И он прав: ничего нет глупее, как называться Долгоруким, не будучи князем. Эту глупость я таскаю на себе без вины. Впоследствии, когда я стал уже очень сердиться, то на вопрос: ты князь? всегда отвечал:

– Нет, я – сын дворового человека, бывшего крепостного.

Потом, когда уж я в последней степени озлился, то на вопрос: вы князь? твердо раз ответил:

– Нет, просто Долгорукий, незаконный сын моего бывшего барина, господина Версилова.

Я выдумал это уже в шестом классе гимназии, и хоть вскорости несомненно убедился, что глуп, но все-таки не сейчас перестал глупить. Помню, что один из учителей – впрочем, он один и был – нашел, что я «полон мстительной и гражданской идеи». Вообще же приняли эту выходку с какою-то обидною для меня задумчивостью. Наконец, один из товарищей, очень едкий малый и с которым я всего только в год раз разговаривал, с серьезным видом, но несколько смотря в сторону, сказал мне:

– Такие чувства вам, конечно, делают честь, и, без сомнения, вам есть чем гордиться; но я бы на вашем месте все-таки не очень праздновал, что незаконнорожденный… а вы точно именинник!

С тех пор я перестал хвалиться , что незаконнорожденный.

Повторю, очень трудно писать по-русски: я вот исписал целых три страницы о том, как я злился всю жизнь за фамилью, а между тем читатель наверно уж вывел, что злюсь-то я именно за то, что я не князь, а просто Долгорукий. Объясняться еще раз и оправдываться было бы для меня унизительно.

IV

Итак, в числе этой дворни, которой было множество и кроме Макара Иванова, была одна девица, и была уже лет восемнадцати, когда пятидесятилетний Макар Долгорукий вдруг обнаружил намерение на ней жениться. Браки дворовых, как известно, происходили во времена крепостного права с дозволения господ, а иногда и прямо по распоряжению их. При имении находилась тогда тетушка; то есть она мне не тетушка, а сама помещица; но, не знаю почему, все всю жизнь ее звали тетушкой, не только моей, но и вообще, равно как и в семействе Версилова, которому она чуть ли и в самом деле не сродни. Это – Татьяна Павловна Пруткова. Тогда у ней еще было в той же губернии и в том же уезде тридцать пять своих душ. Она не то что управляла, но по соседству надзирала над имением Версилова (в пятьсот душ), и этот надзор, как я слышал, стоил надзора какого-нибудь управляющего из ученых. Впрочем, до знаний ее мне решительно нет дела; я только хочу прибавить, откинув всякую мысль лести и заискивания, что эта Татьяна Павловна – существо благородное и даже оригинальное.

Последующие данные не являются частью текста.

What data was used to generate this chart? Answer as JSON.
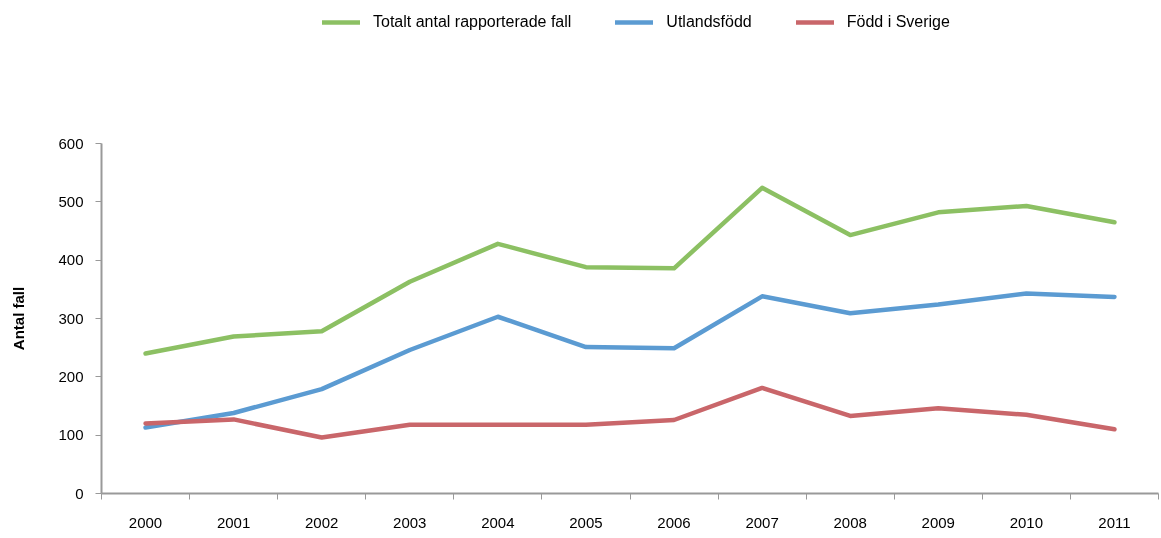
{
  "chart_data": {
    "type": "line",
    "ylabel": "Antal fall",
    "categories": [
      "2000",
      "2001",
      "2002",
      "2003",
      "2004",
      "2005",
      "2006",
      "2007",
      "2008",
      "2009",
      "2010",
      "2011"
    ],
    "series": [
      {
        "name": "Totalt antal rapporterade fall",
        "color": "#8cc063",
        "values": [
          240,
          269,
          278,
          363,
          428,
          388,
          386,
          524,
          443,
          482,
          493,
          465
        ]
      },
      {
        "name": "Utlandsfödd",
        "color": "#5b9bd2",
        "values": [
          113,
          138,
          179,
          246,
          303,
          251,
          249,
          338,
          309,
          324,
          343,
          337
        ]
      },
      {
        "name": "Född i Sverige",
        "color": "#c9666a",
        "values": [
          120,
          127,
          96,
          118,
          118,
          118,
          126,
          181,
          133,
          146,
          135,
          110
        ]
      }
    ],
    "ylim": [
      0,
      600
    ],
    "yticks": [
      0,
      100,
      200,
      300,
      400,
      500,
      600
    ],
    "grid": false,
    "legend": "top",
    "marker": "none",
    "line_style": "solid"
  }
}
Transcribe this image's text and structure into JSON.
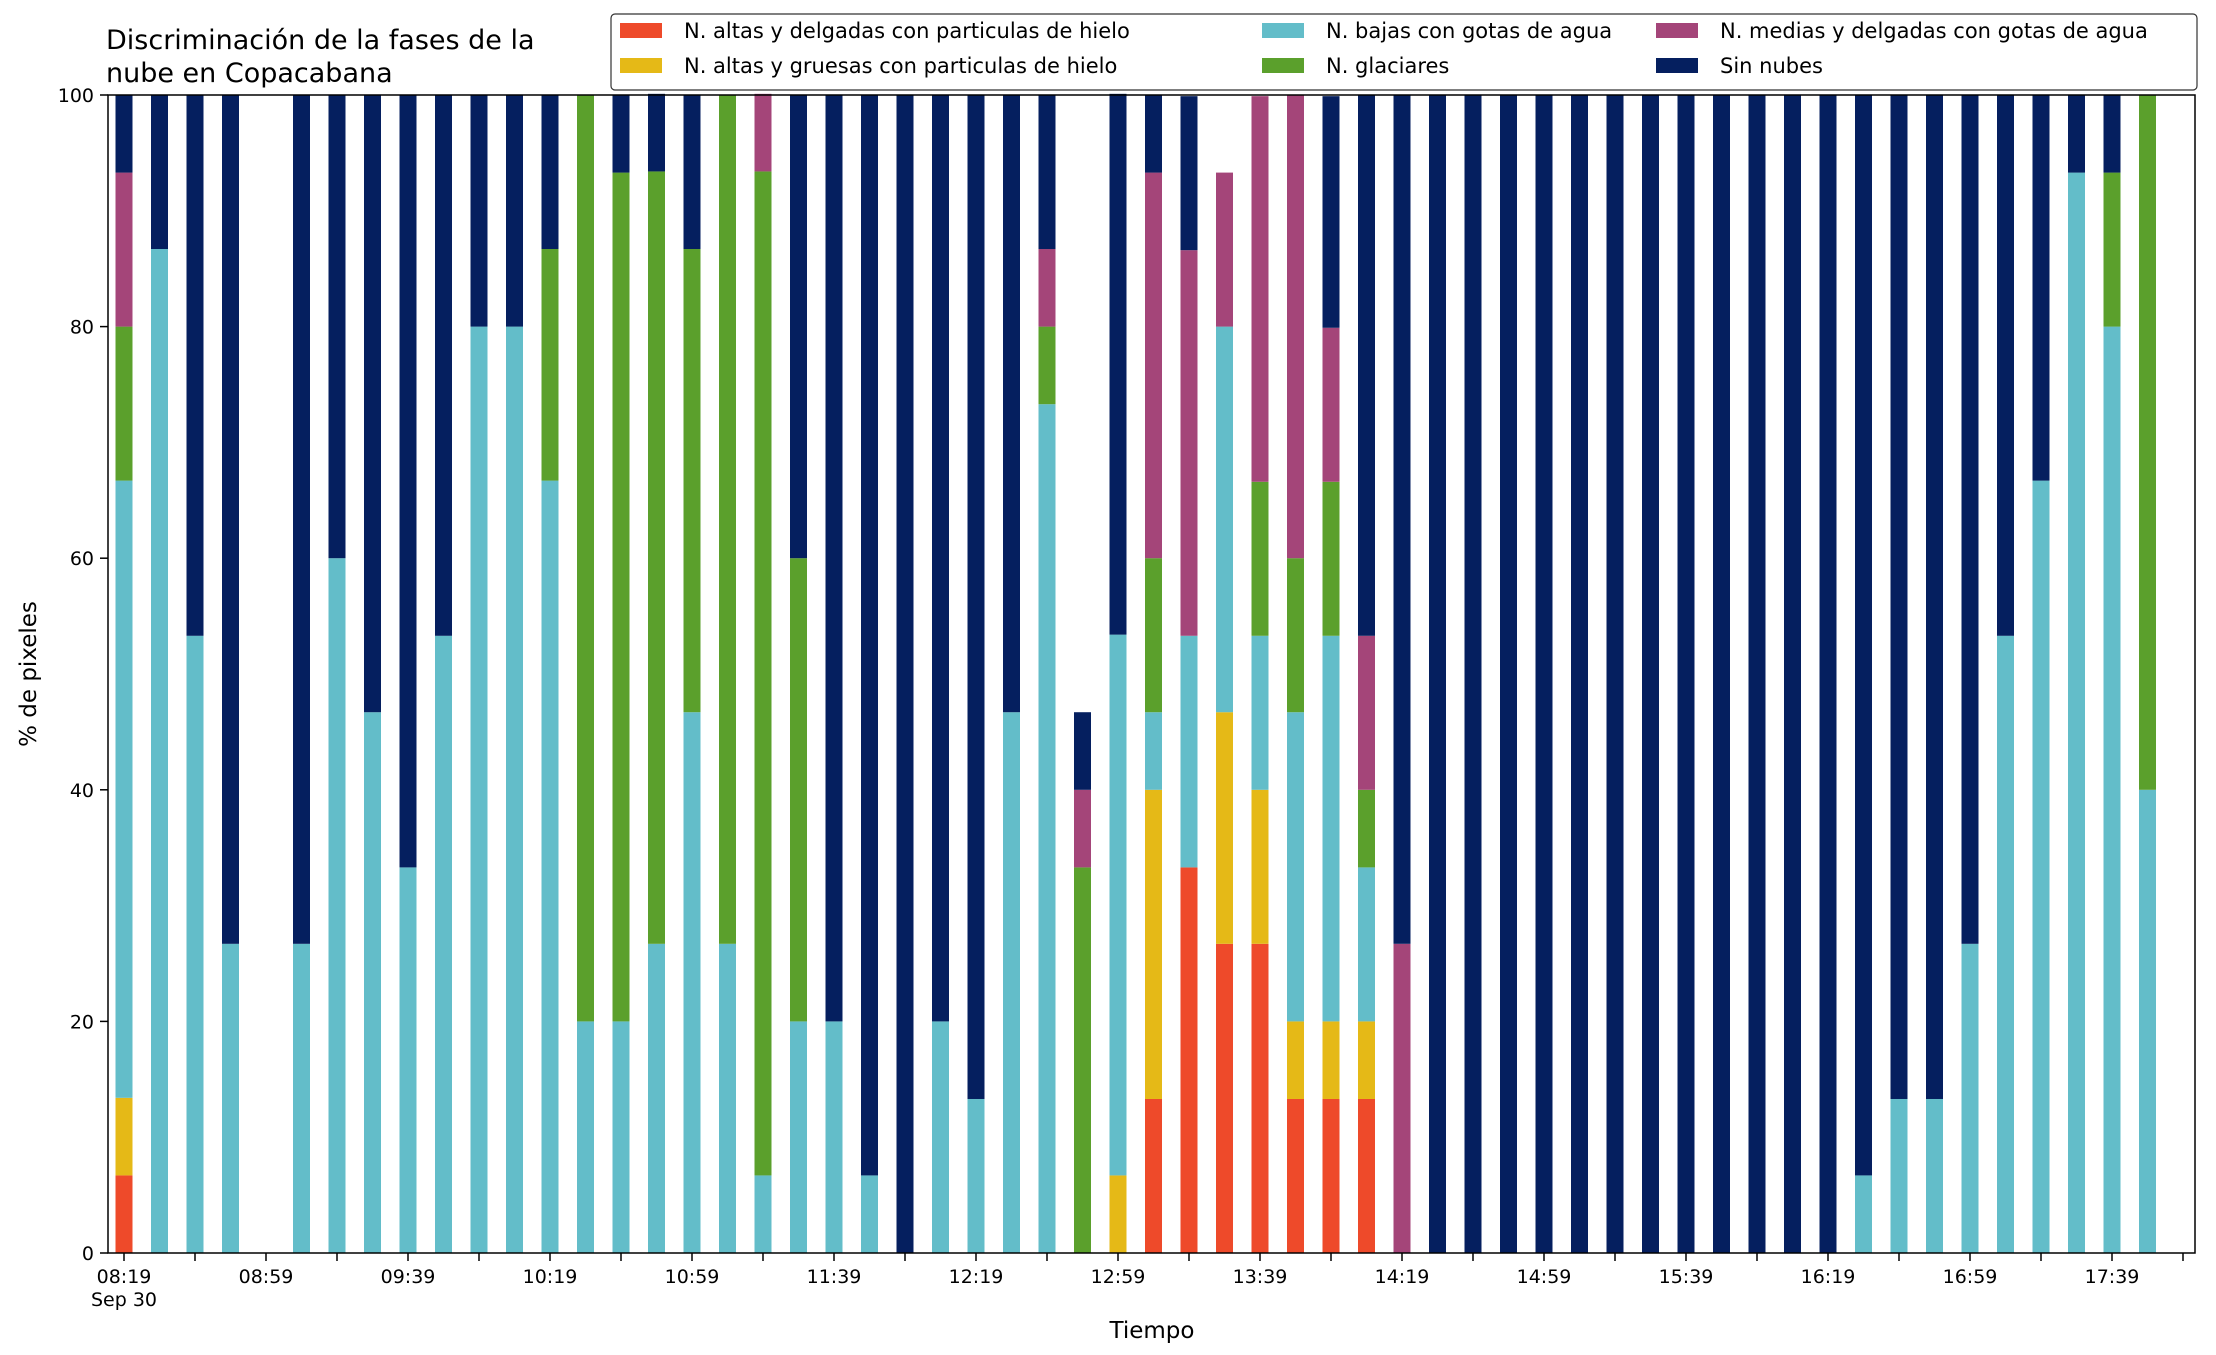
{
  "chart_data": {
    "type": "bar",
    "stacked": true,
    "title": "Discriminación de la fases de la\nnube en Copacabana",
    "xlabel": "Tiempo",
    "ylabel": "% de pixeles",
    "ylim": [
      0,
      100
    ],
    "yticks": [
      "0",
      "20",
      "40",
      "60",
      "80",
      "100"
    ],
    "grid": false,
    "legend_position": "top-right",
    "x_start": "08:19",
    "x_interval_minutes": 10,
    "x_tick_labels": [
      "08:19",
      "08:59",
      "09:39",
      "10:19",
      "10:59",
      "11:39",
      "12:19",
      "12:59",
      "13:39",
      "14:19",
      "14:59",
      "15:39",
      "16:19",
      "16:59",
      "17:39"
    ],
    "x_date_label": "Sep 30",
    "series": [
      {
        "name": "N. altas y delgadas con particulas de hielo",
        "color": "#ee4a2a",
        "values": [
          6.7,
          0,
          0,
          0,
          0,
          0,
          0,
          0,
          0,
          0,
          0,
          0,
          0,
          0,
          0,
          0,
          0,
          0,
          0,
          0,
          0,
          0,
          0,
          0,
          0,
          0,
          0,
          0,
          0,
          13.3,
          33.3,
          26.7,
          26.7,
          13.3,
          13.3,
          13.3,
          0,
          0,
          0,
          0,
          0,
          0,
          0,
          0,
          0,
          0,
          0,
          0,
          0,
          0,
          0,
          0,
          0,
          0,
          0,
          0,
          0,
          0,
          0,
          0
        ]
      },
      {
        "name": "N. altas y gruesas con particulas de hielo",
        "color": "#e5b917",
        "values": [
          6.7,
          0,
          0,
          0,
          0,
          0,
          0,
          0,
          0,
          0,
          0,
          0,
          0,
          0,
          0,
          0,
          0,
          0,
          0,
          0,
          0,
          0,
          0,
          0,
          0,
          0,
          0,
          0,
          6.7,
          26.7,
          0,
          20,
          13.3,
          6.7,
          6.7,
          6.7,
          0,
          0,
          0,
          0,
          0,
          0,
          0,
          0,
          0,
          0,
          0,
          0,
          0,
          0,
          0,
          0,
          0,
          0,
          0,
          0,
          0,
          0,
          0,
          0
        ]
      },
      {
        "name": "N. bajas con gotas de agua",
        "color": "#63bdc9",
        "values": [
          53.3,
          86.7,
          53.3,
          26.7,
          0,
          26.7,
          60,
          46.7,
          33.3,
          53.3,
          80,
          80,
          66.7,
          20,
          20,
          26.7,
          46.7,
          26.7,
          6.7,
          20,
          20,
          6.7,
          0,
          20,
          13.3,
          46.7,
          73.3,
          0,
          46.7,
          6.7,
          20,
          33.3,
          13.3,
          26.7,
          33.3,
          13.3,
          0,
          0,
          0,
          0,
          0,
          0,
          0,
          0,
          0,
          0,
          0,
          0,
          0,
          6.7,
          13.3,
          13.3,
          26.7,
          53.3,
          66.7,
          93.3,
          80,
          40,
          0,
          0
        ]
      },
      {
        "name": "N. glaciares",
        "color": "#5ba02c",
        "values": [
          13.3,
          0,
          0,
          0,
          0,
          0,
          0,
          0,
          0,
          0,
          0,
          0,
          20,
          80,
          73.3,
          66.7,
          40,
          73.3,
          86.7,
          40,
          0,
          0,
          0,
          0,
          0,
          0,
          6.7,
          33.3,
          0,
          13.3,
          0,
          0,
          13.3,
          13.3,
          13.3,
          6.7,
          0,
          0,
          0,
          0,
          0,
          0,
          0,
          0,
          0,
          0,
          0,
          0,
          0,
          0,
          0,
          0,
          0,
          0,
          0,
          0,
          13.3,
          60,
          0,
          0
        ]
      },
      {
        "name": "N. medias y delgadas con gotas de agua",
        "color": "#a44579",
        "values": [
          13.3,
          0,
          0,
          0,
          0,
          0,
          0,
          0,
          0,
          0,
          0,
          0,
          0,
          0,
          0,
          0,
          0,
          0,
          6.7,
          0,
          0,
          0,
          0,
          0,
          0,
          0,
          6.7,
          6.7,
          0,
          33.3,
          33.3,
          13.3,
          33.3,
          40,
          13.3,
          13.3,
          26.7,
          0,
          0,
          0,
          0,
          0,
          0,
          0,
          0,
          0,
          0,
          0,
          0,
          0,
          0,
          0,
          0,
          0,
          0,
          0,
          0,
          0,
          0,
          0
        ]
      },
      {
        "name": "Sin nubes",
        "color": "#051f5f",
        "values": [
          6.7,
          13.3,
          46.7,
          73.3,
          0,
          73.3,
          40,
          53.3,
          66.7,
          46.7,
          20,
          20,
          13.3,
          0,
          6.7,
          6.7,
          13.3,
          0,
          0,
          40,
          80,
          93.3,
          100,
          80,
          86.7,
          53.3,
          13.3,
          6.7,
          46.7,
          6.7,
          13.3,
          0,
          0,
          0,
          20,
          46.7,
          73.3,
          100,
          100,
          100,
          100,
          100,
          100,
          100,
          100,
          100,
          100,
          100,
          100,
          93.3,
          86.7,
          86.7,
          73.3,
          46.7,
          33.3,
          6.7,
          6.7,
          0,
          0,
          0
        ]
      }
    ]
  }
}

Вот она-то не только не отклонила супружеские наклонности мрачного Макара Долгорукого (говорили, что он был тогда мрачен), но, напротив, для чего-то в высшей степени их поощрила. Софья Андреева (эта восемнадцатилетняя дворовая, то есть мать моя) была круглою сиротою уже несколько лет; покойный же отец ее, чрезвычайно уважавший Макара Долгорукого и ему чем-то обязанный, тоже дворовый, шесть лет перед тем, помирая, на одре смерти, говорят даже, за четверть часа до последнего издыхания, так что за нужду можно бы было принять и за бред, если бы он и без того не был неправоспособен, как крепостной, подозвав Макара Долгорукого, при всей дворне и при присутствовавшем священнике, завещал ему вслух и настоятельно, указывая на дочь: «Взрасти и возьми за себя». Это все слышали. Что же до Макара Иванова, то не знаю, в каком смысле он потом женился, то есть с большим ли удовольствием или только исполняя обязанность. Вероятнее, что имел вид полного равнодушия. Это был человек, который и тогда уже умел «показать себя». Он не то чтобы был начетчик или грамотей (хотя знал церковную службу всю и особенно житие некоторых святых, но более понаслышке), не то чтобы был вроде, так сказать, дворового резонера, он просто был характера упрямого, подчас даже рискованного; говорил с амбицией, судил бесповоротно и, в заключение, «жил почтительно», – по собственному удивительному его выражению, – вот он каков был тогда. Конечно, уважение он приобрел всеобщее, но, говорят, был всем несносен. Другое дело, когда вышел из дворни: тут уж его не иначе поминали как какого-нибудь святого и много претерпевшего. Об этом я знаю наверно.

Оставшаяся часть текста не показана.